The Web is a haystack.
This isn’t what Tim Berners-Lee had in mind when he invented the Web. Nor is it what Jerry Yang and David Filo had in mind when they invented Jerry and David’s Guide to the World Wide Web, which later became Yahoo. Jerry and David’s model for the Web was a library, and Yahoo was to be the first catalog for it. This made sense, given the prevailing conceptual frames for the Web at the time: real estate and publishing.
Both of those are still with us today. We frame the Web as real estate when we speak of “sites” with “locations” in “domains” with “addresses” you can “visit” and “browse”—then shift to publishing when we speak of “files” and “pages,” that we “author,” “edit,” “post,” “publish,” “syndicate” and store in “folders” within a “directory.” Both frames suggest durability, if not permanence. Again, kind of like a library.

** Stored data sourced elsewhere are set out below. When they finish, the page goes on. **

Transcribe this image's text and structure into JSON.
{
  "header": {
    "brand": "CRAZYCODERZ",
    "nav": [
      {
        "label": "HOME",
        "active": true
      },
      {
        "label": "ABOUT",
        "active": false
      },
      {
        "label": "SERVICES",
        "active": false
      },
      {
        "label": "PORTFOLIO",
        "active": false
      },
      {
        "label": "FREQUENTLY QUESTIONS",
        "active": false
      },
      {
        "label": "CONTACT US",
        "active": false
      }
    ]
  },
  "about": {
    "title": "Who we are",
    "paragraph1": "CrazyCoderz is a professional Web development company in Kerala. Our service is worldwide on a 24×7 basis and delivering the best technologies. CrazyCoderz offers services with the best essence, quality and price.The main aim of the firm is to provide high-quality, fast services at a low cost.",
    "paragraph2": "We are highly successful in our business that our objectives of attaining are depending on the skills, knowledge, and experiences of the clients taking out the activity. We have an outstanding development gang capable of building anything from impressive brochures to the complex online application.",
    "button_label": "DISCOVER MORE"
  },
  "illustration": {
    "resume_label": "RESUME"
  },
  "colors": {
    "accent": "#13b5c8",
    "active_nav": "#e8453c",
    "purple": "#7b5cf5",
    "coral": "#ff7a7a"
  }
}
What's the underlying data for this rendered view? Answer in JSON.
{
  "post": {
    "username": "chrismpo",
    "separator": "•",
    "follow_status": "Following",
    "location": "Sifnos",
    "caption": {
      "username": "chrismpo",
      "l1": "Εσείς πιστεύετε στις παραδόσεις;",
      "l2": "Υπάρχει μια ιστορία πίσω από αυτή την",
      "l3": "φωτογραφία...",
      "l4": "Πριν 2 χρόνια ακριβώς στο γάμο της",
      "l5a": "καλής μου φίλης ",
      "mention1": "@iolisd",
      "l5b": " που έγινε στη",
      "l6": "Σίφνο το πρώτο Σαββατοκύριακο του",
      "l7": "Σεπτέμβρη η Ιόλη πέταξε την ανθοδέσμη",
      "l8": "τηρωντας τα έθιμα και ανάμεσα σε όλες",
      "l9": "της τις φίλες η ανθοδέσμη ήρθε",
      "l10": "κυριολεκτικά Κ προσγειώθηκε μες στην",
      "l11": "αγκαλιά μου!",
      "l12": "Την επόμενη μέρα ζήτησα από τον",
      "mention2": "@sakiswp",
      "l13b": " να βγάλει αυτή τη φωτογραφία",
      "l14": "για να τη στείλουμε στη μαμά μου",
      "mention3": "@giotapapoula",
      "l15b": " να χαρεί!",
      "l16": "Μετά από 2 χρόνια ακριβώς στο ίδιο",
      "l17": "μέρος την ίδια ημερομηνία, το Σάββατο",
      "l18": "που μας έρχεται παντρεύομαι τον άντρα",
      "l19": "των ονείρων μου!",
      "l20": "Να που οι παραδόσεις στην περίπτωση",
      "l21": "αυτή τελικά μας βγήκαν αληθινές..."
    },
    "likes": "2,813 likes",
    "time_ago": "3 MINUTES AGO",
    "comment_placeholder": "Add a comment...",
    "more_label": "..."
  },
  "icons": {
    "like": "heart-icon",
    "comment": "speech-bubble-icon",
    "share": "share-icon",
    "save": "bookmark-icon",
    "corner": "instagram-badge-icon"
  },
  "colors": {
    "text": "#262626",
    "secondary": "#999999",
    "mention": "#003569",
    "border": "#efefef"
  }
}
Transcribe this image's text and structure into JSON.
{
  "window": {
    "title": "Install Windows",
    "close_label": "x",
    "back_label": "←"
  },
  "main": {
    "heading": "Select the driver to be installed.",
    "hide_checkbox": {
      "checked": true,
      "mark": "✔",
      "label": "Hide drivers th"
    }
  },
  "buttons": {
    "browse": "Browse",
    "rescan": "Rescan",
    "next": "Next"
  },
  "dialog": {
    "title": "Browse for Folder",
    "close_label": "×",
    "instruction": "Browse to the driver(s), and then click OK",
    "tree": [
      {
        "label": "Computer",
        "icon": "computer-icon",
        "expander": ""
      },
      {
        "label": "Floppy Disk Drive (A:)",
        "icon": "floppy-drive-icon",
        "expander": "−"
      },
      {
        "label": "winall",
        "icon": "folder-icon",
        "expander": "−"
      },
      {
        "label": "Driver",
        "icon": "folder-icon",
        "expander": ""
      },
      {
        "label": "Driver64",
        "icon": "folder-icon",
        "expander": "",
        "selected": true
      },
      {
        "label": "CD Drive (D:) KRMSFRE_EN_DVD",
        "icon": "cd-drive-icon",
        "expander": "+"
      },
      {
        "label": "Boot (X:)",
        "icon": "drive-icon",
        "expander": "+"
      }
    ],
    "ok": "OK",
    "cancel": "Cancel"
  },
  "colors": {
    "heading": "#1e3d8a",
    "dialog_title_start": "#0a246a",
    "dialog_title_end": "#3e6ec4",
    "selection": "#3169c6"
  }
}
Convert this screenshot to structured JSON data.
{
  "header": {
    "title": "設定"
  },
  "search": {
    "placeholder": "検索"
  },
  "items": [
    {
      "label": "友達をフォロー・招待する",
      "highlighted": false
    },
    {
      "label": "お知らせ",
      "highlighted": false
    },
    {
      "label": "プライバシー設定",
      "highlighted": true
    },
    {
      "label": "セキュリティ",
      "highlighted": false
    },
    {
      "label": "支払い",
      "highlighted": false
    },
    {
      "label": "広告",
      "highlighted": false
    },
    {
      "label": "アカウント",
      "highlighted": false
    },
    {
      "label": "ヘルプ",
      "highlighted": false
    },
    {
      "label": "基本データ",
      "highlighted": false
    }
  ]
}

But once we added personal movement (“surf,” “browse”) and a vehicle for it (the browser), the Web became a World Wide Free-for-all. Literally. Anyone could publish, change and remove whatever they pleased, whenever they pleased. The same went for organizations of every kind, all over the world. And everyone with a browser could find their way to and through all of those spaces and places, and enjoy whatever “content” publishers chose to put there. Thus the Web grew into billions of sites, pages, images, databases, videos, and other stuff, with most of it changing constantly.
The result was a heaving heap of fuck-all.*
How big is it? According to WorldWebSize.com, Google currently indexes about 41 billion pages, and Bing about 9 billion. They also peaked together at about 68 billion pages in late 2019. The Web is surely larger than that, but that’s the practical limit because search engines are the practical way to find pieces of straw in that thing. Will the haystack be less of one when approached by other search engines, such as the new ad-less (subscription-funded) Neeva? Nope. Search engines do not give the Web a card catalog. They certify its nature as a haystack.
So that’s one practical limit. There are others, but they’re hard to see when the level of optionality on the Web is almost indescribably vast. But we can see a few limits by asking some questions:
- Why do you always have to accept websites’ terms? And why do you have no record of your own of what you accepted, or when‚ or anything?
- Why do you have no way to proffer your own terms, to which websites can agree?
- Why did Do Not Track, which was never more than a polite request not to be tracked off a website, get no respect from 99.x% of the world’s websites? And how the hell did Do Not Track turn into the Tracking Preference Expression at the W2C, where the standard never did get fully baked?
- Why, after Do Not Track failed, did hundreds of millions—or perhaps billions—of people start blocking ads, tracking or both, on the Web, amounting to the biggest boycott in world history? And then why did the advertising world, including nearly all advertisers, their agents, and their dependents in publishing, treat this as a problem rather than a clear and gigantic message from the marketplace?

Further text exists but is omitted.